08/05/2026 - 18:40 | Atualizada em 08/05/2026 - 18:50
Cícero Henrique
O Plano de Saúde do Senado Federal, destinado a senadores, ex-senadores e dependentes, consumiu cerca de R$ 314 milhões nos últimos 12 anos, em valores corrigidos pela inflação. Entre os beneficiários estão nomes históricos da política brasileira, como Fernando Henrique Cardoso, José Sarney, Eduardo Suplicy, Fernando Collor e Marta Suplicy. O benefício vitalício inclui cobertura médica no Brasil e no exterior, além de serviços como UTI aérea e atendimento em hospitais de referência, como o Hospital Sírio-Libanês e o Hospital Israelita Albert Einstein.
O ministro do STF Flávio Dino também teve o acesso ao plano garantido após assumir, por apenas 21 dias, uma vaga no Senado em 2023. Na sequência, licenciou-se para comandar o Ministério da Justiça no governo do presidente Luiz Inácio Lula da Silva e, meses depois, renunciou ao mandato para assumir uma cadeira no Supremo Tribunal Federal. Segundo o Senado, o benefício é assegurado desde a posse e independe do tempo de permanência no cargo.
Atualmente, o plano atende 564 beneficiários, sendo 80 senadores em exercício, 185 ex-parlamentares e seus respectivos dependentes. Entre os integrantes estão o senador Flávio Bolsonaro, apontado como possível presidenciável, e o presidente do Senado, Davi Alcolumbre. A lista inclui ainda dezenas de ex-governadores que mantêm acesso ao convênio médico custeado parcialmente com recursos públicos.
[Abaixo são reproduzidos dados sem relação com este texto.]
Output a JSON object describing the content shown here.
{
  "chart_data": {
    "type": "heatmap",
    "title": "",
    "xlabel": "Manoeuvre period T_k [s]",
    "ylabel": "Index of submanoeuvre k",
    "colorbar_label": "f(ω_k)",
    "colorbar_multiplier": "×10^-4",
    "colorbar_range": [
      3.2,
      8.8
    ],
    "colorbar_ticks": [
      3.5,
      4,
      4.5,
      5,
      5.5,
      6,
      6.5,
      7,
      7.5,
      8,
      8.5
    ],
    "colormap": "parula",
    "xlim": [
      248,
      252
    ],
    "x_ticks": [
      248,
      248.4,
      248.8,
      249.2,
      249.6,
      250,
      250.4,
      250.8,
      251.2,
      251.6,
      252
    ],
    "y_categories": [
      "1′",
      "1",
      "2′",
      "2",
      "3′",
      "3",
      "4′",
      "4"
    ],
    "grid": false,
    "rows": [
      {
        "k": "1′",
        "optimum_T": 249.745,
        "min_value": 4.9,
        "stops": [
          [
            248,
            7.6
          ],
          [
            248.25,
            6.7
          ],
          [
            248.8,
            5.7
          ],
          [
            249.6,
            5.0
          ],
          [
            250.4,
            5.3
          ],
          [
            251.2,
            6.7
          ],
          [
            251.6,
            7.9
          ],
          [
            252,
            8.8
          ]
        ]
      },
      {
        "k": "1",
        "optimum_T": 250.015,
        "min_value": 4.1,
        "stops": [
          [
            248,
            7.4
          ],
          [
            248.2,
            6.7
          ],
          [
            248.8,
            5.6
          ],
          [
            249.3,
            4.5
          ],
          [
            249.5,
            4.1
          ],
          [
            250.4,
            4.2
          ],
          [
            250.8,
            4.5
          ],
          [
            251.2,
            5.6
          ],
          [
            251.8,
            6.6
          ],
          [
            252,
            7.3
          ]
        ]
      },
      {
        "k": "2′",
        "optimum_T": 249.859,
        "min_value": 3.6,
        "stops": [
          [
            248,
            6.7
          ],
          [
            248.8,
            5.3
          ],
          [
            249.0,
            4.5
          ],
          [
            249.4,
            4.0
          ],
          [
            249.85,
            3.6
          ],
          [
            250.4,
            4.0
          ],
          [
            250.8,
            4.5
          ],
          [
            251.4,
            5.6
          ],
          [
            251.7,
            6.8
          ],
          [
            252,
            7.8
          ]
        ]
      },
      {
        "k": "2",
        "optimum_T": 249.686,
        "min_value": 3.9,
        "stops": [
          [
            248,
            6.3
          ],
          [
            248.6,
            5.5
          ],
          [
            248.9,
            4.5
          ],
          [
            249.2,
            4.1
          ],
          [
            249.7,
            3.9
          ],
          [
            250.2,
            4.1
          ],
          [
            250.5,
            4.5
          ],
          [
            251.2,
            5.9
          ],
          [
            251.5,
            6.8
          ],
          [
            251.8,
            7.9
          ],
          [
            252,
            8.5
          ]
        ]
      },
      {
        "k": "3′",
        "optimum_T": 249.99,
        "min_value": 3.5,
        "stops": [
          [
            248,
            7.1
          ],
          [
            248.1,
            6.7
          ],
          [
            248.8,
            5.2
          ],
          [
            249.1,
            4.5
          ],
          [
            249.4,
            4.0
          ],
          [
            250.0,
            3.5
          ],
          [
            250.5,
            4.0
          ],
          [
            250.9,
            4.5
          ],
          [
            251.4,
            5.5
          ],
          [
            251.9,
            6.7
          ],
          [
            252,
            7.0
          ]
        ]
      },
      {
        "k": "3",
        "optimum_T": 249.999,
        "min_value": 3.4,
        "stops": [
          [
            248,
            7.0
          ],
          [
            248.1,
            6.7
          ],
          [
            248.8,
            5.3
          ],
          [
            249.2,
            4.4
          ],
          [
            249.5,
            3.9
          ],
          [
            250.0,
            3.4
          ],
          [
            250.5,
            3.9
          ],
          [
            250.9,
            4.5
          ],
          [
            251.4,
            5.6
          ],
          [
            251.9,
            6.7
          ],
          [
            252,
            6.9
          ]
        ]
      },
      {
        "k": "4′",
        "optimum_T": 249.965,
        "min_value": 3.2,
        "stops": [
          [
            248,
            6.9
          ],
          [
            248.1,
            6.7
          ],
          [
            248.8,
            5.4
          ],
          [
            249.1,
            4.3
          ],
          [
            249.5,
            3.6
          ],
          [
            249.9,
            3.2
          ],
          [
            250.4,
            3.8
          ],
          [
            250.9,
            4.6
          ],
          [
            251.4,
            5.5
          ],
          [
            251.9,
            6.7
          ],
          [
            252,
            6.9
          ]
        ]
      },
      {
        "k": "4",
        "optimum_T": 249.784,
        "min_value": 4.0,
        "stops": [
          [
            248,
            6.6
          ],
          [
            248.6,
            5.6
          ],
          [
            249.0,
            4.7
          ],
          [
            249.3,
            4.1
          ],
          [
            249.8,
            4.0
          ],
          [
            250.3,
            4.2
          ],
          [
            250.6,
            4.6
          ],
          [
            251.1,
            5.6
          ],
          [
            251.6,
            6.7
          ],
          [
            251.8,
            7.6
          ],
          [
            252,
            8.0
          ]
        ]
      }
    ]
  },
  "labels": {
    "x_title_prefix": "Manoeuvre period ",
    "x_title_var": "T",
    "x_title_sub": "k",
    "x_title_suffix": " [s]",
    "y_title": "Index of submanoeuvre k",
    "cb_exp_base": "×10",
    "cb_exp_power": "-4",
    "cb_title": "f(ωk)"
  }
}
Os dados também chamam atenção pelo acúmulo de remunerações de alguns beneficiários. O ex-senador Aloizio Mercadante, por exemplo, permanece vinculado ao plano enquanto recebe salário bruto superior a R$ 117 mil na presidência do BNDES. Já o ex-senador Jorge Viana acumulou aposentadoria parlamentar, pensão de ex-governador e salário na ApexBrasil durante sua passagem pela agência. Situação semelhante ocorre com José Sarney e Eduardo Suplicy, que somam aposentadorias e salários públicos elevados.
O Senado afirma que todos os beneficiários contribuem financeiramente para o custeio do plano, incluindo parlamentares, dependentes e ex-senadores. Mesmo assim, os valores pagos mensalmente são considerados baixos diante da cobertura oferecida. Segundo informações da Casa, um senador na faixa dos 50 anos paga cerca de R$ 600 mensais pelo convênio, enquanto dependentes e familiares possuem cobranças diferenciadas conforme idade e categoria.
Em resposta aos questionamentos, as assessorias dos envolvidos sustentam que todos os pagamentos e benefícios seguem a legislação vigente. O Senado reforçou que o direito ao plano está previsto nas normas internas da Casa, aprovadas pelo próprio Congresso Nacional, e que os cálculos de aposentadorias e contribuições obedecem às regras estabelecidas para parlamentares e ex-parlamentares.